BFGS requires fewer objective function evaluations per step than computing a numeric Hessian, but may take more iterations to converge. Note that the BFGS approximation need not converge to the true Hessian at the optimized control parameter values, so it cannot be used for calculating the coefficient covariances in statistical problems. Note also that the iterations are started from a diagonal approximation to the Hessian.
For certain statistical problems, the Hessian can be approximated by a multiple of the sum of the outer products of the gradients (OPG) of individual contributions to the total objective with respect to the coefficients. In the case of least squares problems, this method is commonly referred to as the Gauss-Newton method. In maximum likelihood settings, this method is often referred to as the BHHH (Berndt, Hall, Hall, and Hausman, 1974) method.
In both settings, the approximations are based on the statistical idea that the expected value of the Hessian at the optimized parameter values is equal to a multiple of the expected value of the sum of the outer product of gradients and that the two will converge as the sample size becomes large. The asymptotic equivalence implies that these OPG approximations will be closer to the true Hessian when working with medium to large sample sizes and when coefficients are close to the true coefficient values.
You may select the OPG approximation using the “hess=opg” option.
Note that the OPG method may only be used when the objective is a set of least squares residuals (specified using the “ls” option) or a set of maximum likelihood contributions (specified using the “ml” option), since there is no reason to believe the approximation is valid for an arbitrary maximization or minimization objective.

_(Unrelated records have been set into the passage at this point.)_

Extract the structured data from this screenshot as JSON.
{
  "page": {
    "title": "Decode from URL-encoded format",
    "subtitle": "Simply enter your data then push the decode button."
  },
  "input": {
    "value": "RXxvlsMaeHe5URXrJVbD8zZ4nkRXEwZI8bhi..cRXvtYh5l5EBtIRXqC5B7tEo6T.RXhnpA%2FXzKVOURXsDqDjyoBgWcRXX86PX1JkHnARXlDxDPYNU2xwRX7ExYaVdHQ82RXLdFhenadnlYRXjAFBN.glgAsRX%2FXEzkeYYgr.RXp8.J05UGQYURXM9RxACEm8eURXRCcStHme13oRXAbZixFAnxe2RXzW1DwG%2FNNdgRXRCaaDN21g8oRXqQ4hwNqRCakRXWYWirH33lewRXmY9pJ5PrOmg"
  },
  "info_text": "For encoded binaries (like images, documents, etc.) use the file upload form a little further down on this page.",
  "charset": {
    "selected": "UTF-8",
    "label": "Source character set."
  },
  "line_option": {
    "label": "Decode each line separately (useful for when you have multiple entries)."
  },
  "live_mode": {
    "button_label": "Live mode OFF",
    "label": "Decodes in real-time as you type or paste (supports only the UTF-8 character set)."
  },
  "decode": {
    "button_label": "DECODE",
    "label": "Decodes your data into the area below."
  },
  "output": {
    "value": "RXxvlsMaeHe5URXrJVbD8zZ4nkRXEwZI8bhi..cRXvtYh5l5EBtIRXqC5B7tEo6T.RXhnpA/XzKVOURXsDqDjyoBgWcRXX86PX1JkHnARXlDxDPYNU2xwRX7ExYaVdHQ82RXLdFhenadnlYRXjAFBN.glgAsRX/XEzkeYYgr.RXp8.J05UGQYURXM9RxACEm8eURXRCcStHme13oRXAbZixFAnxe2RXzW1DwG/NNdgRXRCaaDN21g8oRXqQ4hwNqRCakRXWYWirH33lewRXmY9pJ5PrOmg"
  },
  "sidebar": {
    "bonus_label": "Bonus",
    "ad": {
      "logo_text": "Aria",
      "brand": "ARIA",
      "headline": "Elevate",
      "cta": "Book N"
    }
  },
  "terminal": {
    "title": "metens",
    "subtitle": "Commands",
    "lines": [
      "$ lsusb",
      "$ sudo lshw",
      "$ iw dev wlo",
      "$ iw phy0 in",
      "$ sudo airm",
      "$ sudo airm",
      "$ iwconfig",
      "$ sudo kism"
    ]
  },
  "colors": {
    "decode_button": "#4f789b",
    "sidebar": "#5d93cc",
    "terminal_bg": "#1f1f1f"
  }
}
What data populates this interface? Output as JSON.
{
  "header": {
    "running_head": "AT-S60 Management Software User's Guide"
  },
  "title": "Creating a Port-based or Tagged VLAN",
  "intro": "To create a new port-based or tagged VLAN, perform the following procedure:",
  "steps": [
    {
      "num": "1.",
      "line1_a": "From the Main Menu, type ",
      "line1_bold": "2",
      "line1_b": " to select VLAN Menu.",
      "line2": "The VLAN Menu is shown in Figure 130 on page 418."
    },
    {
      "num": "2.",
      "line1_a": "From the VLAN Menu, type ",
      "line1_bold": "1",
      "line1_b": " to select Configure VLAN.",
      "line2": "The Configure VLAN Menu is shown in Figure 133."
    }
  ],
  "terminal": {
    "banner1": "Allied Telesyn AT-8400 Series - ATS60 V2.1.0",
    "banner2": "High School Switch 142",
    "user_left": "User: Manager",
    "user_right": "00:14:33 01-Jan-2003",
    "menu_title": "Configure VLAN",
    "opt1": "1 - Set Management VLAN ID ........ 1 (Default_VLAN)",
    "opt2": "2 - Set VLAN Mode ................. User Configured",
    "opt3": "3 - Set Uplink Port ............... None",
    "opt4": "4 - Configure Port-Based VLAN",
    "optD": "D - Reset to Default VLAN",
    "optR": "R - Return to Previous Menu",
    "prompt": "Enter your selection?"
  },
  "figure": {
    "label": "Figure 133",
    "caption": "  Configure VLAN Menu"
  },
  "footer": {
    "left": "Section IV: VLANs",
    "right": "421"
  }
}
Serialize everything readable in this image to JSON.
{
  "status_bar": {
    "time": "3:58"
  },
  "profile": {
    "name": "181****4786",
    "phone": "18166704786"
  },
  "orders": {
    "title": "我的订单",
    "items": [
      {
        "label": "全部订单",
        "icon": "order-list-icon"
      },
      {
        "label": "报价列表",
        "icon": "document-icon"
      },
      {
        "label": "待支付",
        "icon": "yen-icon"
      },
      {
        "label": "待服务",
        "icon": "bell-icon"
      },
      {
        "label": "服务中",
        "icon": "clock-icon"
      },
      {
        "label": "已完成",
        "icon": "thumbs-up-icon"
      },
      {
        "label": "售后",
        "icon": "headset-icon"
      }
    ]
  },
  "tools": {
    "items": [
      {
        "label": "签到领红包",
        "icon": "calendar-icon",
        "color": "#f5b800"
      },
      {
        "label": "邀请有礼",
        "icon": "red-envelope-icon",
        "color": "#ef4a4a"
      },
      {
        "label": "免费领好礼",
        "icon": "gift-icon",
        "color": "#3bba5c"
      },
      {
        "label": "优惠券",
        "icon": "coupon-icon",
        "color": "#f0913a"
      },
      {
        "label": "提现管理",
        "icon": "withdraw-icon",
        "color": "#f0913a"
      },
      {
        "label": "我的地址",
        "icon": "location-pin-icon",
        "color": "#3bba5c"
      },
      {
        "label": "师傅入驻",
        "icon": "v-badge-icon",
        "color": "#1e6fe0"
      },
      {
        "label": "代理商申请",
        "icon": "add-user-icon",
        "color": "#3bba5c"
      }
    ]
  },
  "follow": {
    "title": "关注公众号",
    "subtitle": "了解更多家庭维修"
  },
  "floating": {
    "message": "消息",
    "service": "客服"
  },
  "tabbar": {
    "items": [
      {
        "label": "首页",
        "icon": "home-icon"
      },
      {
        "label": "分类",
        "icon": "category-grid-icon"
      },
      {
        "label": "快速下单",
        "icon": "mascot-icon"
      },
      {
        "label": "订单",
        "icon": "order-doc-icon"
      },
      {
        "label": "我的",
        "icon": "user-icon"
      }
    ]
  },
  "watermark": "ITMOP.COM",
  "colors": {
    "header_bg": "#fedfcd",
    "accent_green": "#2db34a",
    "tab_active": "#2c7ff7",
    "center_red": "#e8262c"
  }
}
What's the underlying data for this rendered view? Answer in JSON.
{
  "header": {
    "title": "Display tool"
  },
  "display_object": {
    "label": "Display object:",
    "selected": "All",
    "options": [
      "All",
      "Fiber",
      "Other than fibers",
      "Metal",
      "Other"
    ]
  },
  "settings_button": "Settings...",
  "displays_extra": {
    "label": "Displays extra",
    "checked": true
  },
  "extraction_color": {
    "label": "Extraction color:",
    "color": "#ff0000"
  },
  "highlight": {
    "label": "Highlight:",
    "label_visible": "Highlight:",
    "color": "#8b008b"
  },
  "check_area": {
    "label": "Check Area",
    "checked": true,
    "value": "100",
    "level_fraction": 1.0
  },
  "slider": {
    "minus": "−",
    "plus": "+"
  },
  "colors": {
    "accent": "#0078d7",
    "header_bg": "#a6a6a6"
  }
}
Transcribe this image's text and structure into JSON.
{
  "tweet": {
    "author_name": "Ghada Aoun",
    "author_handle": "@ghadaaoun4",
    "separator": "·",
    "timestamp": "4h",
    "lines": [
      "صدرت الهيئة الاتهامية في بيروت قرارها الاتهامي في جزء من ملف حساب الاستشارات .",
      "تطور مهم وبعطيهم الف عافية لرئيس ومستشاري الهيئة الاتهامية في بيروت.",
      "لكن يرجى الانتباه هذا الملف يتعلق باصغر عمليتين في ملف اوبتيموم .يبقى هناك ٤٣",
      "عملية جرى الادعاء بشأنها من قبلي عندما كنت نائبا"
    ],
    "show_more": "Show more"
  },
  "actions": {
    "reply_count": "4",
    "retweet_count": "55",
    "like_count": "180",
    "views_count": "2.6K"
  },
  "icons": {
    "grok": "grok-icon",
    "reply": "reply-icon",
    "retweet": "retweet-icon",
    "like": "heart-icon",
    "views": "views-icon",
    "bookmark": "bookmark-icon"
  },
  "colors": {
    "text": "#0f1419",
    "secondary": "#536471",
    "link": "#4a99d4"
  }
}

OPG uses the same number of objective evaluations per step as BFGS, which is less than the number required for evaluating the numeric Hessian.
Step Method
Different step methods are supported by optimize, with each following a trust region approach, where the full Newton step is taken whenever the step is less than the current maximum step size, and a constrained step is taken when the full Newton step exceeds the current maximum step size. The methods differ in how the constrained step is taken. Note that in most cases, the choice of step method is less important than the selection of Hessian approximation.
Marquardt
The default Marquardt option closely follows the method outlined above where the constrained step is calculated by an iterative procedure that searches for a diagonal adjustment to the Hessian that makes the step size equal to the maximum allowed step size. The Marquardt step has the highest computational cost, although since for most statistical estimation most computation time is spent evaluating the objective rather than calculating an optimal step, this is unlikely to matter unless the number of controls is fairly large and the objective can be evaluated cheaply.
Dogleg
The dogleg method is a cheaper approximation to the trust region problem where the constrained step is calculated by combining a Newton step with a Cauchy step (a step in the direction of the scaled gradients that minimizes the local quadratic approximation to the objective). For both the Marquardt and dogleg steps, the direction of the step shifts away from the direction of the Newton step towards the direction of steepest descent as the trust region contracts, but the dogleg step uses a simple linear combination of the two steps to achieve this. When the dogleg step is used with a BFGS Hessian (the hess=bfgs option) approximation, the calculations required per iteration are proportional to the square rather than the cube of the number of parameters. This makes the dogleg step attractive if the number of control variables is very large and the objective can be evaluated cheaply.
Line-search
The line-search method is the simplest approach in which the constrained step is formed by proportionally scaling down the Newton step until it satisfies the maximum step size constraint. With this method, only the length of the step is changed as the trust region contracts, but not its direction. The line-search method is the cheapest method in terms of calculational cost but may be less robust, particularly when used with poor initial values.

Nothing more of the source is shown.